Loading an Existing Ledger

import { getLedgerSession } from 'charproof';

// Load the ledger session using the ledgerId and decrypted symmetric key
const session = await getLedgerSession(ledgerId, {
  shareableKey: decryptedSymmetricKey
});

// Subscribe to real-time decrypted updates
const unsubscribe = session.subscribe((events) => {
  events.forEach((event) => {
    console.log("Decrypted event action:", event.action);
    console.log("Verified Signer:", event.signerPublicKey);
  });
});

4. Asymmetric Phrase Recovery (BIP39 Mnemonic Backup)

Enables users to safely backup their Account Master Key using a secure 24-word recovery phrase.

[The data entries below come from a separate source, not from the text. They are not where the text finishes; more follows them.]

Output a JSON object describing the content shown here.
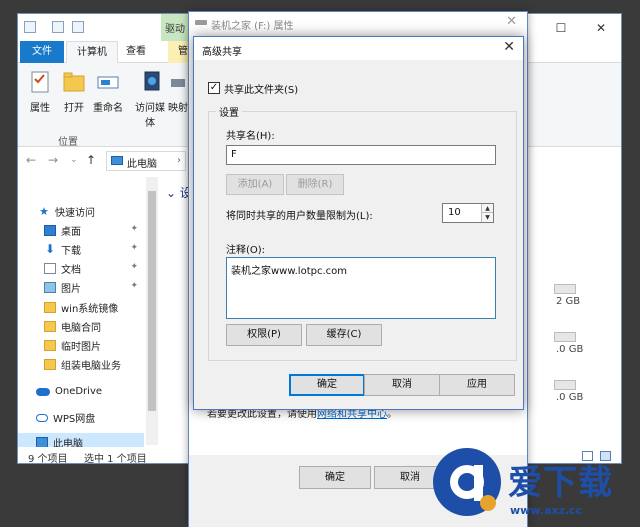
{
  "explorer": {
    "ribbon_tabs": {
      "file": "文件",
      "computer": "计算机",
      "view": "查看",
      "manage": "管",
      "drive_tools": "驱动"
    },
    "ribbon_buttons": [
      {
        "label": "属性",
        "icon": "properties-icon"
      },
      {
        "label": "打开",
        "icon": "open-folder-icon"
      },
      {
        "label": "重命名",
        "icon": "rename-icon"
      },
      {
        "label": "访问媒体",
        "icon": "media-icon"
      },
      {
        "label": "映射",
        "icon": "map-drive-icon"
      }
    ],
    "ribbon_group_label": "位置",
    "address": "此电脑",
    "devices_heading": "设备",
    "nav": {
      "quick_access": "快速访问",
      "items": [
        {
          "label": "桌面",
          "icon": "desktop-icon",
          "pinned": true
        },
        {
          "label": "下载",
          "icon": "download-icon",
          "pinned": true
        },
        {
          "label": "文档",
          "icon": "document-icon",
          "pinned": true
        },
        {
          "label": "图片",
          "icon": "pictures-icon",
          "pinned": true
        },
        {
          "label": "win系统镜像",
          "icon": "folder-icon"
        },
        {
          "label": "电脑合同",
          "icon": "folder-icon"
        },
        {
          "label": "临时图片",
          "icon": "folder-icon"
        },
        {
          "label": "组装电脑业务",
          "icon": "folder-icon"
        }
      ],
      "onedrive": "OneDrive",
      "wps": "WPS网盘",
      "this_pc": "此电脑"
    },
    "sizes": [
      "2 GB",
      ".0 GB",
      ".0 GB"
    ],
    "status": {
      "count": "9 个项目",
      "selected": "选中 1 个项目"
    }
  },
  "properties": {
    "title": "装机之家 (F:) 属性",
    "hint_prefix": "若要更改此设置，请使用",
    "hint_link": "网络和共享中心",
    "hint_suffix": "。",
    "ok": "确定",
    "cancel": "取消"
  },
  "advanced": {
    "title": "高级共享",
    "share_checkbox_label": "共享此文件夹(S)",
    "share_checked": true,
    "settings_label": "设置",
    "share_name_label": "共享名(H):",
    "share_name_value": "F",
    "add": "添加(A)",
    "remove": "删除(R)",
    "user_limit_label": "将同时共享的用户数量限制为(L):",
    "user_limit_value": "10",
    "comment_label": "注释(O):",
    "comment_value": "装机之家www.lotpc.com",
    "permissions": "权限(P)",
    "caching": "缓存(C)",
    "ok": "确定",
    "cancel": "取消",
    "apply": "应用"
  },
  "watermark": {
    "title": "爱下载",
    "url": "www.axz.cc",
    "color": "#1e4fa8"
  }
}
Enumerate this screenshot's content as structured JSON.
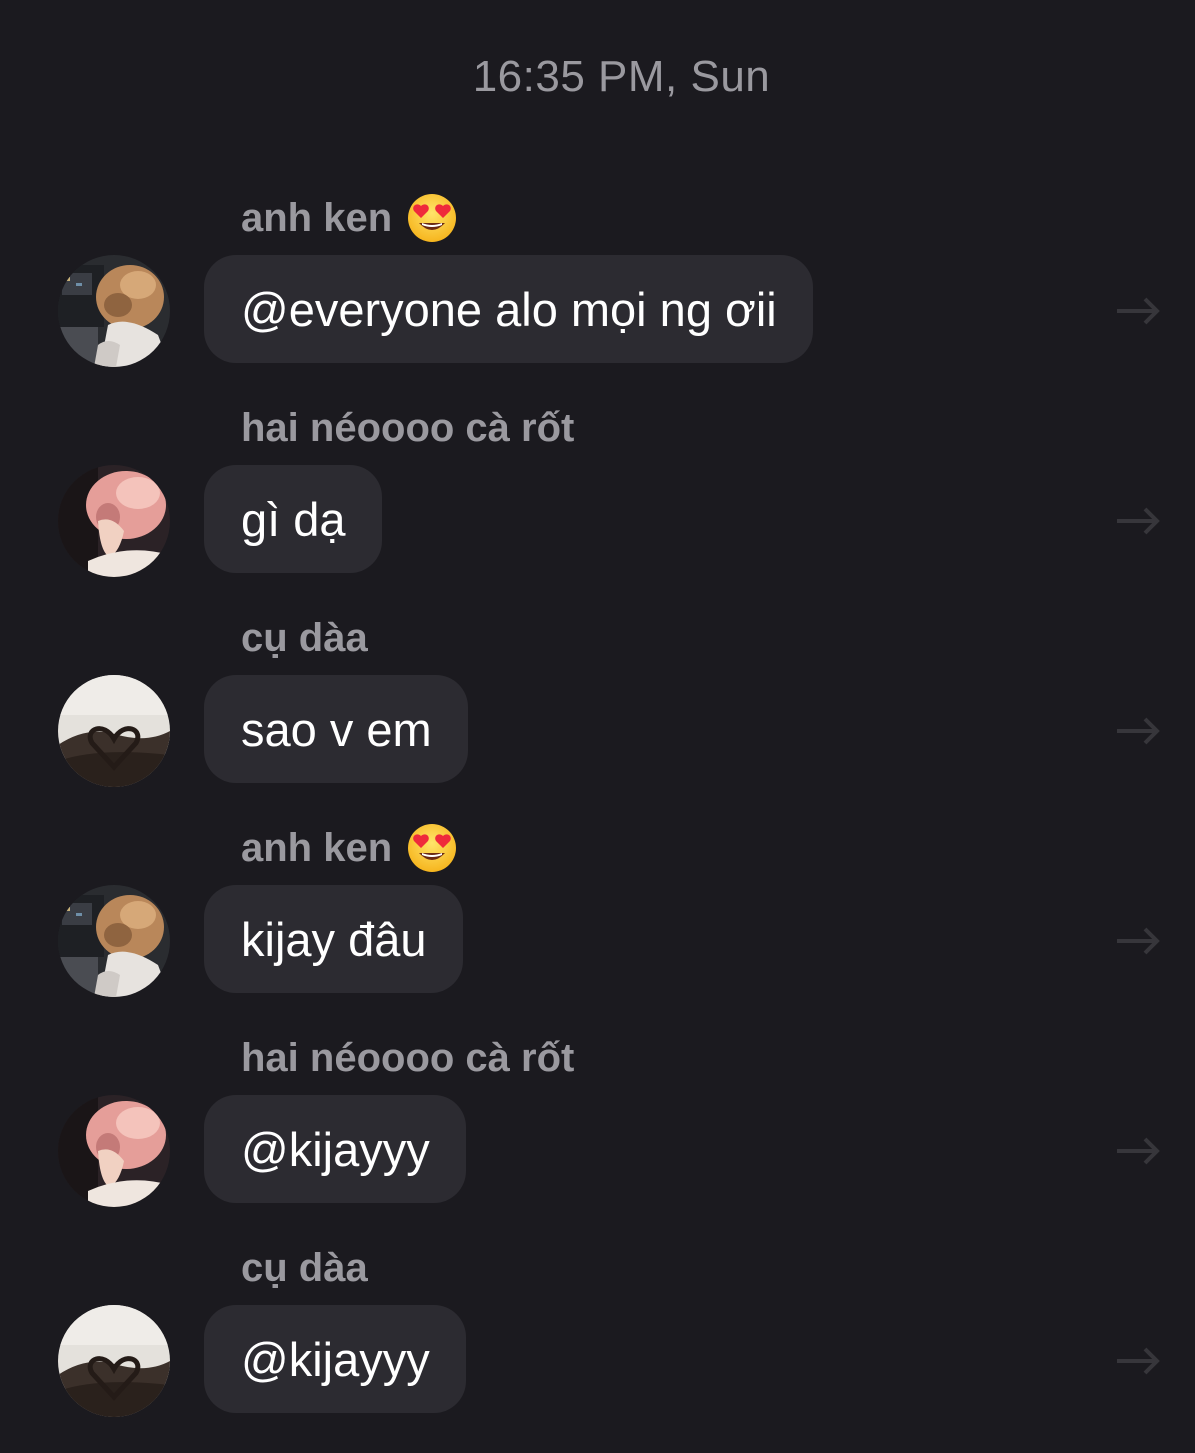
{
  "timestamp": "16:35 PM, Sun",
  "messages": [
    {
      "sender": "anh ken",
      "sender_emoji": "smiling-face-heart-eyes",
      "avatar": "avatar-anh-ken",
      "text": "@everyone alo mọi ng ơii"
    },
    {
      "sender": "hai néoooo cà rốt",
      "sender_emoji": null,
      "avatar": "avatar-hai-neoooo",
      "text": "gì dạ"
    },
    {
      "sender": "cụ dàa",
      "sender_emoji": null,
      "avatar": "avatar-cu-daa",
      "text": "sao v em"
    },
    {
      "sender": "anh ken",
      "sender_emoji": "smiling-face-heart-eyes",
      "avatar": "avatar-anh-ken",
      "text": "kijay đâu"
    },
    {
      "sender": "hai néoooo cà rốt",
      "sender_emoji": null,
      "avatar": "avatar-hai-neoooo",
      "text": "@kijayyy"
    },
    {
      "sender": "cụ dàa",
      "sender_emoji": null,
      "avatar": "avatar-cu-daa",
      "text": "@kijayyy"
    }
  ],
  "colors": {
    "background": "#1b1a1f",
    "bubble": "#2c2b31",
    "secondary_text": "#9a999f",
    "message_text": "#ffffff"
  }
}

Setting up Recovery Phrase

import { setupPhraseRecovery } from 'charproof';

// Generates 24-word phrase, derives symmetric protector, and wraps the AMK
const phrase = await setupPhraseRecovery();
console.log(`Write down your 24-word recovery phrase: "${phrase}"`);

Recovering the AMK

import { recoverAmkWithPhrase } from 'charproof';

// Recovers the AMK from the recovery phrase on a completely clean device
const { amk, amkId } = await recoverAmkWithPhrase(phrase);
console.log(`AMK successfully recovered! ID: ${amkId}`);

5. Core Interfaces & Types Reference

All types and interfaces are exported at the library root and can be imported from charproof.

LedgerSession

The primary interface for client-side encrypted event log interaction:

export interface LedgerSession {
  // Appends a new event payload (encrypted client-side with AES-GCM and signed with ECDSA)
  appendEvent(action: any): Promise<void>;
  
  // Subscribes to real-time decrypted updates of the log
  subscribe(onUpdate: (events: DecryptedLedgerEvent[]) => void): () => void;
  
  // Retrieves the first event in the ledger (Genesis)
  getGenesisEvent(): Promise<DecryptedLedgerEvent | null>;
  
  // Exports the raw decrypted symmetric key for the ledger
  exportSessionKey(): string;
  
  // Exports the public signing key associated with the local device identity
  getSignerPublicKey(): string;
}

DecryptedLedgerEvent

Emitted by ledger subscribers when a new event is retrieved and decrypted:

export interface DecryptedLedgerEvent {
  action: any;             // The original decrypted payload (e.g. { type: 'VOTE' })
  signerPublicKey: string; // Base64 SPKI public key of the device that authored this event
}

AccountKeysDocument

The schema structure of the root account document stored in Firestore (/users/{uid}):

export interface AccountKeysDocument {
  activeAmkId: string;                      // The active Account Master Key version ID (e.g., "amk_v1")
  devices: Record<string, DevicePublicKey>;  // Enrolled devices mapped by deviceId
  recoveryMethods: Record<string, RecoveryMethod>; // Configured recovery methods mapped by methodId
  keyring: Record<string, Record<string, string>>; // Matrix of amkId -> deviceId -> wrapped_amk_base64
}

PendingDevice

The structure of a secondary device enrollment request pending primary approval:

export interface PendingDevice {
  deviceId: string;
  publicKey: string; // Base64 SPKI RSA Public Key of the new device
  status: 'pending' | 'authorized' | 'rejected';
  createdAt: number;
  encryptedDeviceName: {
    encryptedData: string;
    iv: string;
    wrappedKeys: Record<string, string>; // Maps primary device ID -> encrypted ephemeral symmetric key
  };
}

Example Application

Charproof includes a comprehensive interactive example application and end-to-end integration test runner that demonstrates the complete cryptographic lifecycle:

  1. Stage 1 (Genesis): Setting up the initial Account Master Key (AMK) and writing encrypted ledger events.
  2. Stage 2 (Enrollment): Registering and authorizing a secondary device B to the user's account.
  3. Stage 3 (Decryption): Retrieving active AMK on device B and client-side decrypting the ledger events.
  4. Stage 4 (Phrase Recovery): Generating a mnemonic phrase, and recovering the AMK on a clean, new device C.